As the Victoria Nile approaches Lake Chioga, it broadens out into wide lagoons, and the sloping banks of forest and jungle give place to unbroken walls of papyrus-reeds, behind which the flat, surrounding country is invisible, and above which only an isolated triangular hill may here and there be descried, purple in the distance. The lake itself is about fifty miles long from east to west, and eleven broad, but its area and perimeter are greatly extended by a series of long arms, or rather fingers, stretching out in every direction, but especially to the north, and affording access by water to very wide and various districts. All these arms, and even a great part of the centre of the lake, are filled with reeds, grass, and water-lilies, for Chioga is the first of the great sponges upon which the Nile lavishes its waters. Although a depth of about twelve feet can usually be counted on, navigation is impeded by floating weeds and water-plants; and when the storms have swept the northern shore, numerous papyrus-tangled islands, complete with their populations of birds and animals, are detached, and swim erratically about the lake to block accustomed channels and puzzle the pilot.
For one long day our little palpitating launch, towing its flotilla of canoes, plashed through this curious region, at times winding through a glade in the papyrus forest scarcely a dozen yards across, then presently emerging into wide flood, stopping often to clear our propeller from tangles of accumulating greenery. The middle of the lake unrolls large expanses of placid water. The banks and reeds recede into the distance, and the whole universe becomes a vast encircling blue globe of sky and water, rimmed round its middle by a thin band of vivid green. Time vanishes, and nothing is left but space and sunlight.
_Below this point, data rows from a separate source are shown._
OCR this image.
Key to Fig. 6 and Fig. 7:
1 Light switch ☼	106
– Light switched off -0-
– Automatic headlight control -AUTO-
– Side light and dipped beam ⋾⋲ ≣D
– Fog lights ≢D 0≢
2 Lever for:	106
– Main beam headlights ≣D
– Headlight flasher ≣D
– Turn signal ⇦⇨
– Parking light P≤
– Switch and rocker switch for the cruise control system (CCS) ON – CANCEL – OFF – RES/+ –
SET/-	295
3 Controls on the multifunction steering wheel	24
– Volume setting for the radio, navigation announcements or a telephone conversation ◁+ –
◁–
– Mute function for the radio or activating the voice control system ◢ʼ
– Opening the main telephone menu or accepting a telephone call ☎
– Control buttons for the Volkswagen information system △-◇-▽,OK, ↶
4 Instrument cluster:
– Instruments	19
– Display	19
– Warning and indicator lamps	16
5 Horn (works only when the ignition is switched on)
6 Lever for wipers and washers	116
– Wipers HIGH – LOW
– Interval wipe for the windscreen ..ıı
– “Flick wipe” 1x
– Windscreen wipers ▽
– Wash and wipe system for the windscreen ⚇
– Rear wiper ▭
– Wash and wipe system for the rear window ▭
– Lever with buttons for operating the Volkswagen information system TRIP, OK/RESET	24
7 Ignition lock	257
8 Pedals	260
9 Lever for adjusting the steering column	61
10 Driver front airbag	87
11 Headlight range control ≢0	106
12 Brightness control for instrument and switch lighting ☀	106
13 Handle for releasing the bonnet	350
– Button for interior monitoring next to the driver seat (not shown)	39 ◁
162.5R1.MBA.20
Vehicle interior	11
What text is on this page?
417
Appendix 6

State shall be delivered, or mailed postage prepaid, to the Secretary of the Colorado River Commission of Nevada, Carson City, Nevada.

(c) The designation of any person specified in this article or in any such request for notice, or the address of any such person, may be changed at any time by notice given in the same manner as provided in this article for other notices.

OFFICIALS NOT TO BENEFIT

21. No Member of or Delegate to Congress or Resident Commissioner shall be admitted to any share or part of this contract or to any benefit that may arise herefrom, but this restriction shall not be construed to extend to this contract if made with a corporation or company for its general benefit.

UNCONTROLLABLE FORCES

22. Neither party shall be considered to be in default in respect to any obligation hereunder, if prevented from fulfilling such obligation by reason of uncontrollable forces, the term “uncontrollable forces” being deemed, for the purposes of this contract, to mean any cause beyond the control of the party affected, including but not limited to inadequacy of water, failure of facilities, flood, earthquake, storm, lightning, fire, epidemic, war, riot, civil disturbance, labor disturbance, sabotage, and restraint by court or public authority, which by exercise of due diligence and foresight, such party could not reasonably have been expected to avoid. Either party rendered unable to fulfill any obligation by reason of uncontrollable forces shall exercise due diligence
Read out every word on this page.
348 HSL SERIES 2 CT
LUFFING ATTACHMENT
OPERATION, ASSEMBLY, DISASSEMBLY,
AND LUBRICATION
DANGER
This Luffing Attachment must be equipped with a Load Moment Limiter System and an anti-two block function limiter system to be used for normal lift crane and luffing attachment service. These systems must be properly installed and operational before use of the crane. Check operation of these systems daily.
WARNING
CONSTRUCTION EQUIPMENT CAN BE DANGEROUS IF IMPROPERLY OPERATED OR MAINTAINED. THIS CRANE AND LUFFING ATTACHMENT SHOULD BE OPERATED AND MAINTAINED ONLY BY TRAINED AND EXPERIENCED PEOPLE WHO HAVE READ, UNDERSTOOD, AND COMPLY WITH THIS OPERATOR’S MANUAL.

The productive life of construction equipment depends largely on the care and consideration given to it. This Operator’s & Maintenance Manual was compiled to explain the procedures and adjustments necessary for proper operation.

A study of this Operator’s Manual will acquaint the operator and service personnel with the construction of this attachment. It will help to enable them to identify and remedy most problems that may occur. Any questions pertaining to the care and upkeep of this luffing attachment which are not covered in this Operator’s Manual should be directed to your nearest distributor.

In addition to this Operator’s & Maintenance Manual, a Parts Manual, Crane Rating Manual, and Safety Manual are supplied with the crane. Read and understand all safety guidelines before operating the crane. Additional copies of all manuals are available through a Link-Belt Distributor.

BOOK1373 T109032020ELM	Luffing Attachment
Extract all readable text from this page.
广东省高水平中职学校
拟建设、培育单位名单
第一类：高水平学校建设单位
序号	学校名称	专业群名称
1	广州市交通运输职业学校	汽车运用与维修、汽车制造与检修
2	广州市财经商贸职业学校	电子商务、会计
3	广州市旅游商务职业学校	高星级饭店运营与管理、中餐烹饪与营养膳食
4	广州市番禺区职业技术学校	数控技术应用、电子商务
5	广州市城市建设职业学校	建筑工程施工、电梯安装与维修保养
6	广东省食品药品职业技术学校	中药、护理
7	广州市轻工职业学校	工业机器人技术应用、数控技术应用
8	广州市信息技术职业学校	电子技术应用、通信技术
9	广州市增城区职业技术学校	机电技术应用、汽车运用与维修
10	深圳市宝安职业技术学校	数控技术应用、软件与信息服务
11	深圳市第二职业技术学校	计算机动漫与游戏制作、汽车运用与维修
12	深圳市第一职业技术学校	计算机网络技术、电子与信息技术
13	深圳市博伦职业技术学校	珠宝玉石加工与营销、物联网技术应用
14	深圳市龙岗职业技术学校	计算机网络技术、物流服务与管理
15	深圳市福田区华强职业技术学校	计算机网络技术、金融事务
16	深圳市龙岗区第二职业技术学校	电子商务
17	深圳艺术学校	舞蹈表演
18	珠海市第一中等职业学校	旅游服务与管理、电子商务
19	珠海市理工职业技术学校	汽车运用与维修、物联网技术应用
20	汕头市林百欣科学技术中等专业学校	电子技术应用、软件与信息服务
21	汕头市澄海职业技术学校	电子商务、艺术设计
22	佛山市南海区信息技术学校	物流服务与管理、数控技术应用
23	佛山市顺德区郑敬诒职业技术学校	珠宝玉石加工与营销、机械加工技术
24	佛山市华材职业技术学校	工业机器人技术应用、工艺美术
All this while we must carefully avoid the northern, and particularly the north-western shore, for the natives are altogether unadministered, and nearly all the tribes are hostile. To pursue the elephants which, of course (so they say), abound in these forbidden precincts is impossible; to land for food or fuel would be dangerous, and even to approach might draw a splutter of musketry or a shower of spears from His Majesty's yet unpersuaded subjects.
The Nile leaves the north-west corner of the lake at Namasali and flows along a broad channel above a mile in width, still enclosed by solid papyrus walls and dotted with floating islands. Another forty miles of steaming and we reach Mruli. Mruli is a representative African village. Its importance is more marked upon the maps than on the ground. An imposing name in large black letters calls up the idea of a populous and considerable township. All that meets the eye, however, are a score of funnel-shaped grass huts, surrounded by dismal swamps and labyrinths of reeds, over which clouds of mosquitoes danced feverishly. A long wattled pier had been built from terra firma to navigable water, but the channel by which it could be approached had been wholly blocked by a floating island, and this had to be towed painfully out of the way before we could land. Here we were met by a fresh escort of King's African Rifles, as spick and span in uniform, as precise in their military bearing, as if they were at Aldershot; by a mob of fresh porters, and, lastly, by the only friendly tribe from the northern bank of the river: and while tents were pitched, baggage landed, and cooking-fires began to glow, these four hundred wild spearmen, casting aside their leopard skins, danced naked in the dusk.
Landing at Mruli.
CHAPTER VIII
MURCHISON FALLS
We had intended, on leaving the Nile where it turns northward at Mruli, to march directly across to Hoima, on the Albert Lake; and this journey, by way of Masindi, would have required four marches. But tales of the beauty and wonder of the Murchison Falls had captivated my mind, and before embarking at Kakindu a new plan had been resolved. Runners were sent back to the telegraph wire at Jinja, and thence a message was flashed by Kampala to Hoima, directing the flotilla which awaited us there, to steam to the north end of the Albert and meet us by the foot of the Murchison Falls at Fajao. Thither we were now to proceed by five marches—two to Masindi and three more turning northward to the Nile.
The road from Mruli consists of a sort of embanked track through low-lying and desolate scrub and jungle. The heavy black cotton soil, cracked and granulated by the heat, offered at this time a hardened if uneven surface to the bicycle; but in the rains such paths must become utterly impassable. As one advances westward the country improves rapidly in aspect. The dismal flats of the South Chioga shore are left behind, and the traveller discovers more characteristic Uganda scenery in a region of small hills and great trees. Before Masindi is reached we are again in a rich and beautiful land. Pools of shining water, set in verdant green, flash back the sunbeams. Bold bluffs and ridges rise on all sides from amid the unceasing undulations of the ground. Streams plash merrily downwards through rocky channels. The yellow grass roofs of frequent villages peep from underneath their groves of bananas among broad streaks of cultivated ground, and chiefs and headmen salute the stranger with grave yet curious politeness as the long "safari" winds beneath the trees.